Can you think of any other good examples of the W!W? moment in your reading. How do YOU like being tricked in that manner?


  1. Dale said,

    March 15, 2015 at 5:13 pm

    Off the top of my head, I can’t think of anything I’ve read, but I can think of some other movies -“No Way Out” with Kevin Costner and “Jacob’s Ladder” with Tim Robbins. I don’t think either of those have the same notoriety of the Bruce Willis movie you mentioned.


    • Jay said,

      March 16, 2015 at 10:00 am

      Ooh, yeah, No Way Out is a pretty good example. I’ve never see Jacob’s Ladder though.

      I’m curious too, Dale, if you remember in our old book club reading a short story once about a “boy” in his room watching out the window at the approach of some new people who were going to buy the house with his room in it. It turns out later that the boy isn’t who we expected him to be. Does that ring any bells with you?
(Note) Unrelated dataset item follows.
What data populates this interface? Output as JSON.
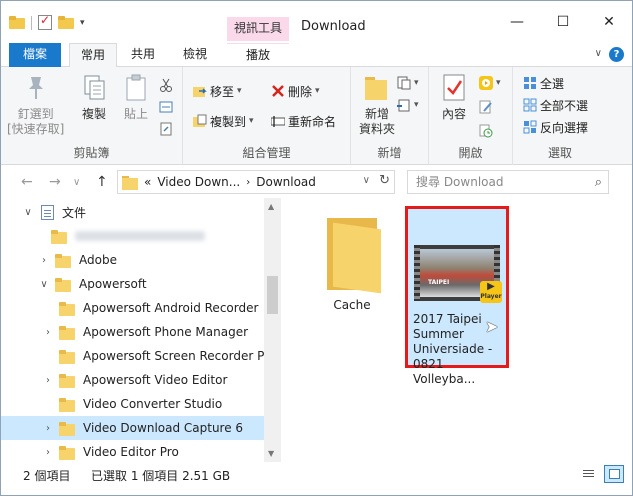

I want to say Kim probably selected it for our short story month (because it was one of the shortest stories she could find!) but I may be confusing it with another…


      • Dale said,

        March 16, 2015 at 6:53 pm

        I remember some very short stories from then; however, that one is not ringing a bell right now.


  2. Randall said,

    March 15, 2015 at 10:12 pm

    I LOVE to be tricked like that, and like you, I love to go back over the story and see where the gears and levers are that made me read too much (or not enough) into it. 🙂


    • Jay said,

      March 16, 2015 at 10:03 am

      Me too. I like your ‘gear and levels’ analogy too. I remember writing a blog post about the one novel i mentioned (where gender was the surprise) and having to keep going back and removing “she” or “her” and substituting neutral pronouns or finding other ways to say things which didn’t give away the twist. That exercise made me realize it must be a difficult task for the writer to “remove all trace” of her crime. One careless gender-specific pronoun could ruin everything! 🙂


  3. tracybham said,

    March 16, 2015 at 12:29 am

    Sounds like an interesting story. I am just getting back into short stories so I will watch out for that type of story.


    • Jay said,

      March 16, 2015 at 10:03 am

      I bet in your reading of mysteries you encounter a lot of authors who aim to achieve this kind of “suprise.” (?)


      • tracybham said,

        March 17, 2015 at 3:00 pm

        There are some like that. The ones I remember usually have unreliable narrators, which I usually fall for. At least I did before the internet, when now reviews tell you that in advance.


  4. hkatz said,

    March 17, 2015 at 12:31 pm

    I can’t think of one I’ve come across recently with that twist… but now I’d like to read this story 🙂

    One thing that doesn’t help is that I have a tendency (more for novels than short stories) to flip ahead in the book and try to confirm a developing suspicion rather than just read my way there, because I get excited and impatient about finding out. I have to actively curb this tendency, as it takes away from the suspenseful build the author has worked to put into their story.


    • Jay said,

      March 20, 2015 at 7:00 am

      “Flip ahead?!” I don’t know what to say… 🙂


  5. Rebecca Emin said,

    March 24, 2015 at 5:38 pm

    Thank you so much for featuring one of my stories on your blog again, Jay. It was great to hear what you think of it.

    I’ve just had one of those moments myself as I’ve just read “The Love Song of Miss Queenie Hennessy” by Rachel Joyce. Great book.